I thought I really loved Madrid, but Sevilla is absolutely incredible! The weather is gorgeous, it has been in the 70´s (not sure the exact temperature because I haven´t mastered the conversion from Celsius to Fahrenheit yet) and there’s barely a cloud in the sky. The air is also much fresher here than in Madrid, which was packed with smokers. It´s nice to be able to take a deep breath without looking around you first to make sure that you won’t inhale a big gulp of smoky air.

The streets are also much more enchanting than Madrid´s crowded, plain jane roads. It’s very easy to get lost on the windy streets, but as long as you watch out for the mopeds which zip by unexpectedly, than you are bound to find your way to a familiar landmark eventually. I’m also enjoying all the greenery here. The first day we enjoyed lunch outside under the shade of orange trees, which decorate the entire city. We have yet to try one of the oranges though as we hear that they are very bitter and only used for perfume and cat food.

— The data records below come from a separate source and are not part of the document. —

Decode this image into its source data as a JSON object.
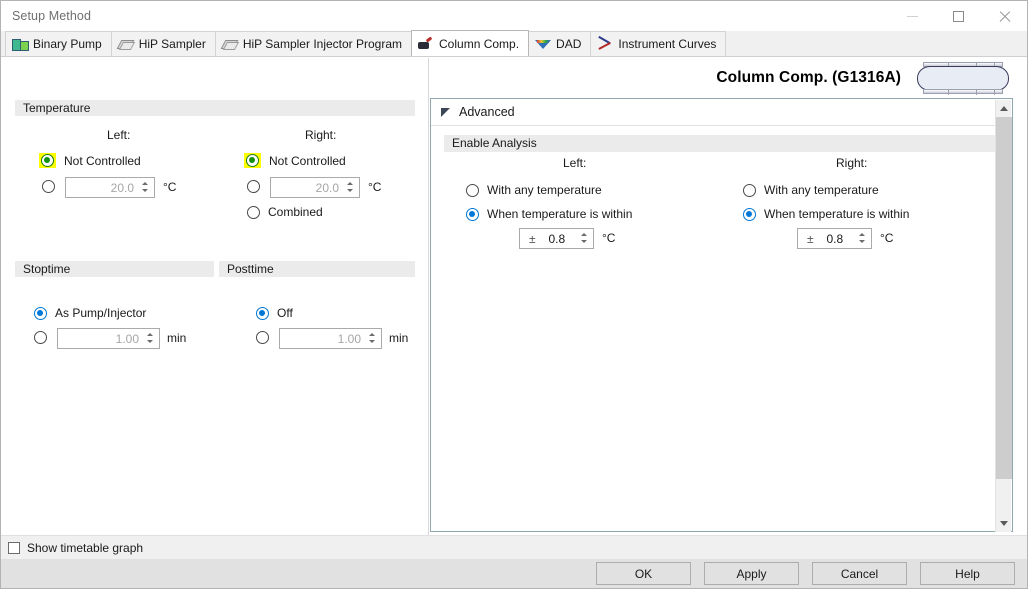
{
  "window": {
    "title": "Setup Method",
    "minimize_label": "Minimize",
    "maximize_label": "Maximize",
    "close_label": "Close"
  },
  "tabs": [
    {
      "label": "Binary Pump",
      "icon": "binary-pump-icon",
      "active": false
    },
    {
      "label": "HiP Sampler",
      "icon": "hip-sampler-icon",
      "active": false
    },
    {
      "label": "HiP Sampler Injector Program",
      "icon": "hip-sampler-injector-icon",
      "active": false
    },
    {
      "label": "Column Comp.",
      "icon": "column-comp-icon",
      "active": true
    },
    {
      "label": "DAD",
      "icon": "dad-icon",
      "active": false
    },
    {
      "label": "Instrument Curves",
      "icon": "instrument-curves-icon",
      "active": false
    }
  ],
  "device": {
    "title": "Column Comp. (G1316A)",
    "image_name": "column-compartment-graphic"
  },
  "temperature": {
    "group_label": "Temperature",
    "left_label": "Left:",
    "right_label": "Right:",
    "left": {
      "not_controlled_label": "Not Controlled",
      "not_controlled_selected": true,
      "highlighted": true,
      "setpoint_value": "20.0",
      "setpoint_unit": "°C",
      "setpoint_selected": false
    },
    "right": {
      "not_controlled_label": "Not Controlled",
      "not_controlled_selected": true,
      "highlighted": true,
      "setpoint_value": "20.0",
      "setpoint_unit": "°C",
      "setpoint_selected": false,
      "combined_label": "Combined",
      "combined_selected": false
    }
  },
  "stoptime": {
    "group_label": "Stoptime",
    "as_pump_label": "As Pump/Injector",
    "as_pump_selected": true,
    "value": "1.00",
    "unit": "min",
    "value_selected": false
  },
  "posttime": {
    "group_label": "Posttime",
    "off_label": "Off",
    "off_selected": true,
    "value": "1.00",
    "unit": "min",
    "value_selected": false
  },
  "advanced": {
    "header_label": "Advanced",
    "expanded": true,
    "enable_analysis_label": "Enable Analysis",
    "left_label": "Left:",
    "right_label": "Right:",
    "left": {
      "any_temp_label": "With any temperature",
      "any_temp_selected": false,
      "within_label": "When temperature is within",
      "within_selected": true,
      "tolerance_prefix": "±",
      "tolerance_value": "0.8",
      "tolerance_unit": "°C"
    },
    "right": {
      "any_temp_label": "With any temperature",
      "any_temp_selected": false,
      "within_label": "When temperature is within",
      "within_selected": true,
      "tolerance_prefix": "±",
      "tolerance_value": "0.8",
      "tolerance_unit": "°C"
    }
  },
  "footer": {
    "show_timetable_label": "Show timetable graph",
    "show_timetable_checked": false,
    "buttons": [
      {
        "label": "OK"
      },
      {
        "label": "Apply"
      },
      {
        "label": "Cancel"
      },
      {
        "label": "Help"
      }
    ]
  },
  "colors": {
    "highlight": "#ffff00",
    "radio_green": "#119011",
    "radio_blue": "#0078d7",
    "panel_border": "#8fa8ad",
    "group_header_bg": "#ebebeb"
  }
}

If you’ve never been to Sevilla, I would encourage you to put it on your list of things to do before you die. Yesterday we visited the 3rd largest cathedral in the world. It was absolutely breathtaking! We climbed all the way to the top of the bell tower for the best view of the city. No building in all of Sevilla is allowed to be taller than the tower. Today we visited the Real Alcazar, which is a palace where royalty still live. I truly felt like I was in paradise as I wandered around the massive gardens surrounding the palace. I spent a long time in the center of the park writing poetry as the sun beat down on my face and birds chirped all around me. Don´t worry, I took PLENTY of pictures and as soon as I get them on a CD I will email some out. My afternoon was spent in the Parque de Maria Luisa journaling beneath the terraces. I don´t think I have ever wrote so much in my entire life as I have here. There have been many nights where I have found myself staying up until 3am journaling. There is just so much I want to record, so many new experiences, insights and knowledge that I do not want to forget.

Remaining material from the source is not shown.